I continue to be inspired by the authentic appreciation my students have for diversity. East Kentwood High School is the most diverse high school in the state of Michigan
, with students from over 50 different countries. By working together towards a common goal, my students understand and value the differences among each other. Students often present multiple approaches to problems in class, and we work to identify the similarities and differences in the work. Overall, my students have taught me to always be open-minded and listen to what people are saying, and to try and understand the viewpoints of others.
What is your favorite story/event from teaching?
Several years ago, I had a student named Deon in my Algebra 1 course who was taking the class for the fourth time. In previous attempts, Deon had made little to no effort and was far behind on credits for graduation. He was usually late to class, acted as if he didn’t care about school and often tried to put his head down instead of learning. Eventually, I was able to convince him to come in after school to work on his math skills. I found that Deon was a very quick learner, but lacked confidence. With some hard work, he started to find success. I got him connected with a mentor program working with my colleagues Carl Warfield and Laura Sloma. This support sparked Deon’s motivation, and he decided that he was going to graduate on time. Over the next three years, he approached his learning differently. He spent time with tutors, took after-school classes and frequently checked in with his mentors. He completed four years of classes in only three years, and became the first person in his family to graduate high school. I was so proud to hand Deon his diploma on graduation day. Deon is representative of the many students in Michigan schools who, when given the proper resources, can achieve great success.

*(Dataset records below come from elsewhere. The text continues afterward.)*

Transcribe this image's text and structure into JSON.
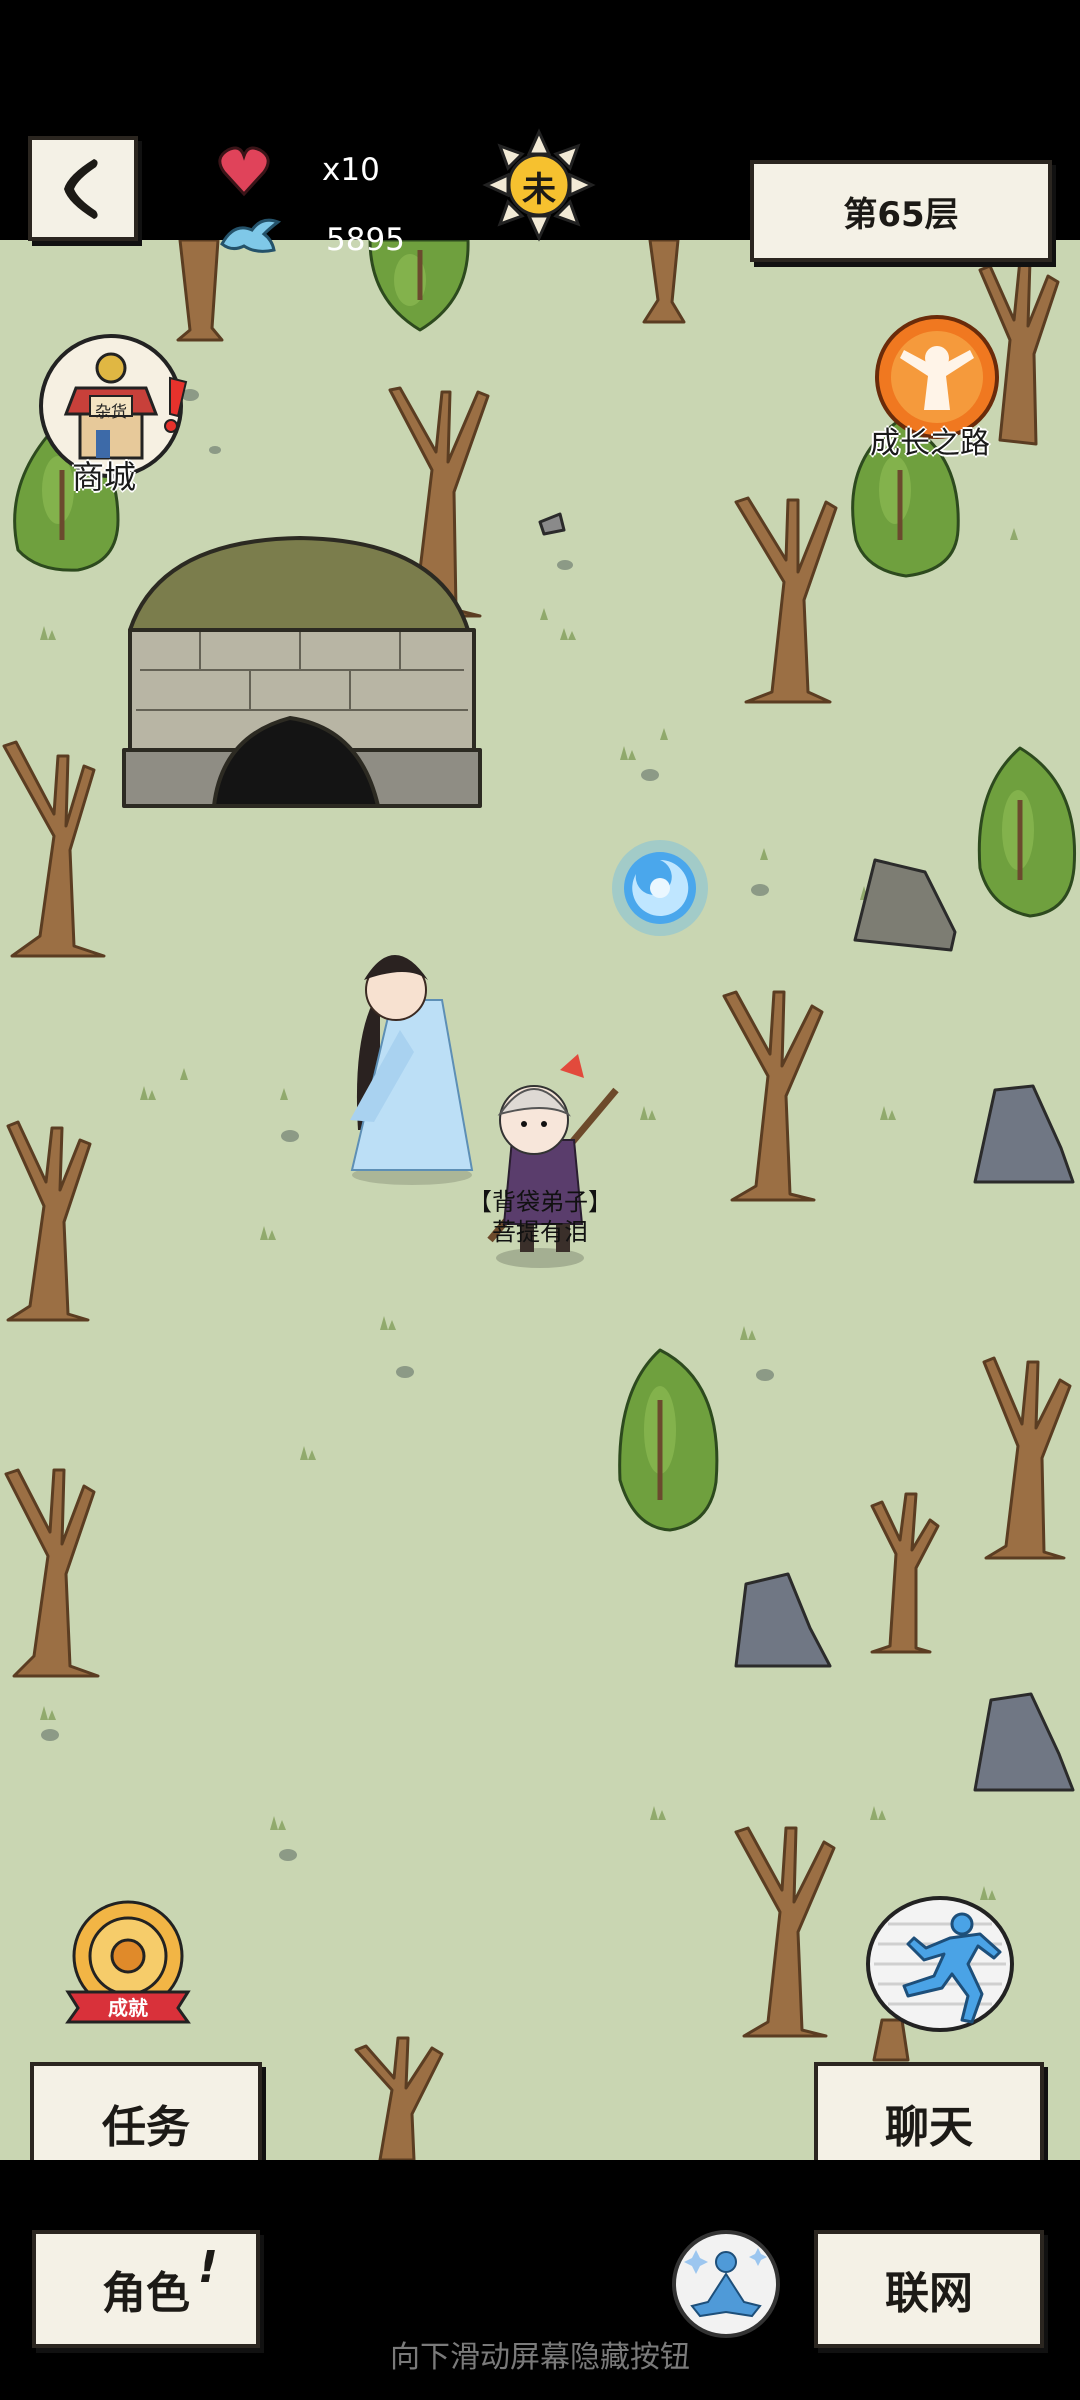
{
  "header": {
    "lives_value": "x10",
    "spirit_value": "5895",
    "time_glyph": "未",
    "floor_label": "第65层"
  },
  "shortcuts": {
    "shop_label": "商城",
    "shop_sign": "杂货",
    "growth_label": "成长之路",
    "achievement_ribbon": "成就"
  },
  "npc": {
    "title": "【背袋弟子】",
    "name": "菩提有泪"
  },
  "buttons": {
    "task": "任务",
    "chat": "聊天",
    "role": "角色",
    "role_mark": "!",
    "network": "联网"
  },
  "footer_hint": "向下滑动屏幕隐藏按钮",
  "icons": [
    "back-chevron-icon",
    "heart-icon",
    "spirit-bird-icon",
    "sun-time-icon",
    "shop-stall-icon",
    "alert-icon",
    "growth-figure-icon",
    "achievement-medal-icon",
    "sprint-runner-icon",
    "meditate-icon",
    "portal-icon"
  ],
  "colors": {
    "map_bg": "#c9d6b2",
    "paper": "#f4f1e6",
    "heart": "#e0435a",
    "portal": "#58b6f2",
    "growth_orange": "#f07820"
  }
}
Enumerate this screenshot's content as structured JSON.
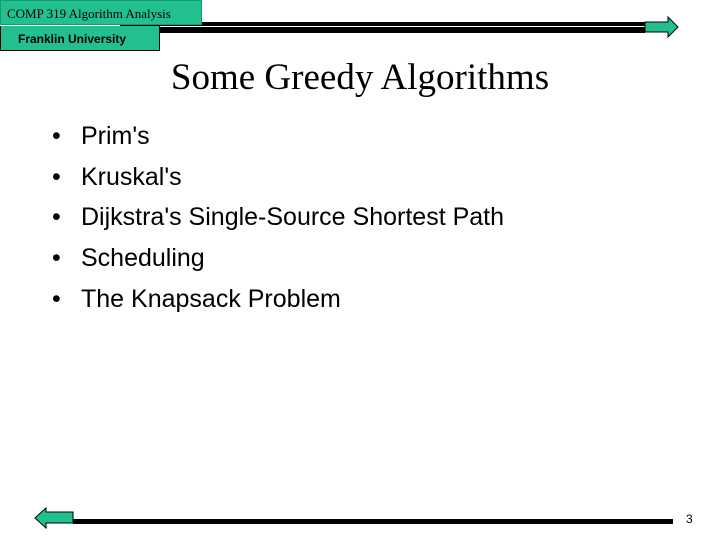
{
  "header": {
    "course": "COMP 319 Algorithm Analysis",
    "university": "Franklin University"
  },
  "slide": {
    "title": "Some Greedy Algorithms",
    "bullets": [
      "Prim's",
      "Kruskal's",
      "Dijkstra's Single-Source Shortest Path",
      "Scheduling",
      "The Knapsack Problem"
    ]
  },
  "footer": {
    "page_number": "3"
  },
  "colors": {
    "accent": "#22c08f"
  },
  "icons": {
    "next": "arrow-right-icon",
    "prev": "arrow-left-icon"
  }
}
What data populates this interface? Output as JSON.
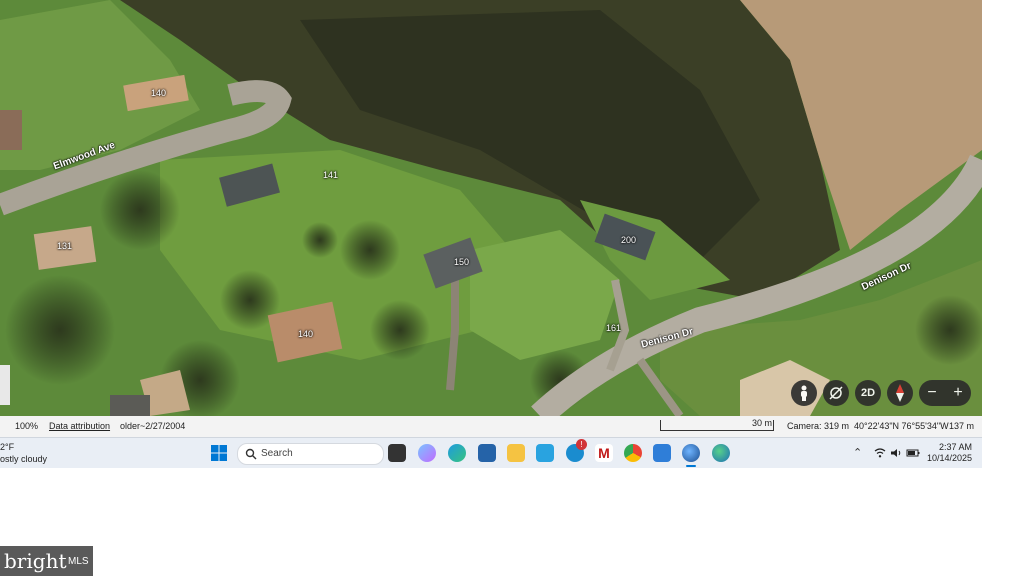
{
  "map": {
    "house_numbers": [
      "140",
      "141",
      "131",
      "150",
      "200",
      "140",
      "161"
    ],
    "streets": [
      "Elmwood Ave",
      "Denison Dr",
      "Denison Dr"
    ],
    "controls": {
      "view_mode": "2D",
      "zoom_out": "−",
      "zoom_in": "+"
    }
  },
  "status": {
    "zoom": "100%",
    "attribution": "Data attribution",
    "imagery_date": "older~2/27/2004",
    "scale": "30 m",
    "camera": "Camera: 319 m",
    "coords": "40°22'43\"N 76°55'34\"W",
    "elevation": "137 m"
  },
  "taskbar": {
    "weather_temp": "2°F",
    "weather_desc": "ostly cloudy",
    "search_placeholder": "Search",
    "notification_badge": "!",
    "time": "2:37 AM",
    "date": "10/14/2025"
  },
  "watermark": {
    "text": "bright",
    "suffix": "MLS"
  }
}
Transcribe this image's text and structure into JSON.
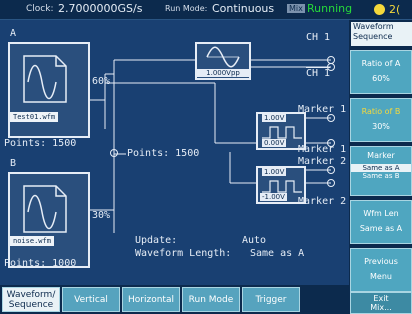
{
  "status": {
    "clock_label": "Clock:",
    "clock_value": "2.7000000GS/s",
    "runmode_label": "Run Mode:",
    "runmode_value": "Continuous",
    "run_badge": "Mix",
    "run_state": "Running",
    "page_number": "2("
  },
  "channels": {
    "ch1": "CH 1",
    "ch1_bar": "CH 1",
    "marker1_a": "Marker 1",
    "marker1_b": "Marker 1",
    "marker2_a": "Marker 2",
    "marker2_b": "Marker 2"
  },
  "signals": {
    "filter_value": "1.000Vpp",
    "m1_high": "1.00V",
    "m1_low": "0.00V",
    "m2_high": "1.00V",
    "m2_low": "-1.00V"
  },
  "wave_a": {
    "title": "A",
    "file": "Test01.wfm",
    "points": "Points: 1500",
    "ratio": "60%"
  },
  "wave_b": {
    "title": "B",
    "file": "noise.wfm",
    "points": "Points: 1000",
    "ratio": "30%"
  },
  "mix_points": "Points: 1500",
  "summary": {
    "update_label": "Update:",
    "update_value": "Auto",
    "length_label": "Waveform Length:",
    "length_value": "Same as A"
  },
  "side_menu": {
    "title_1": "Waveform",
    "title_2": "Sequence",
    "ratio_a_label": "Ratio of A",
    "ratio_a_value": "60%",
    "ratio_b_label": "Ratio of B",
    "ratio_b_value": "30%",
    "marker_label": "Marker",
    "marker_opt1": "Same as A",
    "marker_opt2": "Same as B",
    "wfm_len_label": "Wfm Len",
    "wfm_len_value": "Same as A",
    "prev_label": "Previous",
    "prev_sub": "Menu",
    "exit_label": "Exit",
    "exit_sub": "Mix..."
  },
  "tabs": [
    {
      "label": "Waveform/ Sequence"
    },
    {
      "label": "Vertical"
    },
    {
      "label": "Horizontal"
    },
    {
      "label": "Run Mode"
    },
    {
      "label": "Trigger"
    }
  ],
  "colors": {
    "run_state": "#26d93a",
    "badge": "#7b92ad",
    "accent": "#56a3be"
  }
}
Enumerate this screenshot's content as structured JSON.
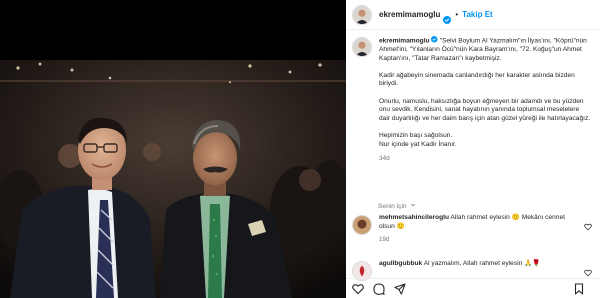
{
  "post": {
    "username": "ekremimamoglu",
    "follow_label": "Takip Et",
    "separator": "•",
    "caption_lines": [
      "\"Selvi Boylum Al Yazmalım\"ın İlyas'ını, \"Köprü\"nün Ahmet'ini, \"Yılanların Öcü\"nün Kara Bayram'ını, \"72. Koğuş\"un Ahmet Kaptan'ını, \"Tatar Ramazan\"ı kaybetmişiz.",
      "Kadir ağabeyin sinemada canlandırdığı her karakter aslında bizden biriydi.",
      "Onurlu, namuslu, haksızlığa boyun eğmeyen bir adamdı ve bu yüzden onu sevdik. Kendisini, sanat hayatının yanında toplumsal meselelere dair duyarlılığı ve her daim barış için atan güzel yüreği ile hatırlayacağız.",
      "Hepimizin başı sağolsun.",
      "Nur içinde yat Kadir İnanır."
    ],
    "caption_time": "34d",
    "translate_label": "Senin için",
    "comments": [
      {
        "username": "mehmetsahincileroglu",
        "text": "Allah rahmet eylesin 🙂 Mekânı cennet olsun 🙂",
        "time": "19d"
      },
      {
        "username": "agullbgubbuk",
        "text": "Al yazmalım, Allah rahmet eylesin 🙏🌹",
        "time": ""
      }
    ]
  },
  "icons": {
    "verified": "verified-badge-icon",
    "heart": "heart-icon",
    "comment": "comment-icon",
    "share": "share-icon",
    "save": "bookmark-icon",
    "chevron": "chevron-down-icon"
  },
  "colors": {
    "link_blue": "#0095f6",
    "verified_blue": "#0095f6",
    "text": "#262626",
    "muted": "#737373"
  }
}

Who would play you in the Oscar-bait inspirational movie about your class and what would the movie be called?
The actor would be Edward James Olmos. The movie would be called “Rise and Produce” and would be about the incredible story of a group of advanced placement (AP) math students that no one thought could pass the AP exam at the end of the year. The teacher dedicates countless hours to prepare the students, even spending time with them in the summer. The students take the exam at the end of the year and score are so high that the group is accused of cheating and is asked to retake the exam. The teacher accepts the challenge and, after a quick refresher course, the students take the exam a second time, with performance the same as the first time around. Maybe a better name would be “Stand and Deliver II.”
Do you have any words of advice for teachers (rookies or veterans)?
Yes: Become the teacher that students remember later in life. Teaching is a truly honorable profession, and we have the opportunity every day to inspire students towards fulfilling and successful lives. We must remember to keep this at the forefront of our daily work. Focus your time and energy on what really matters: inspiring and empowering students towards success. Get to know each of your students individually. Know what success looks like for them, and find ways to inspire and motivate them towards those goals. Hold them accountable, but always provide the support needed to help them reach success.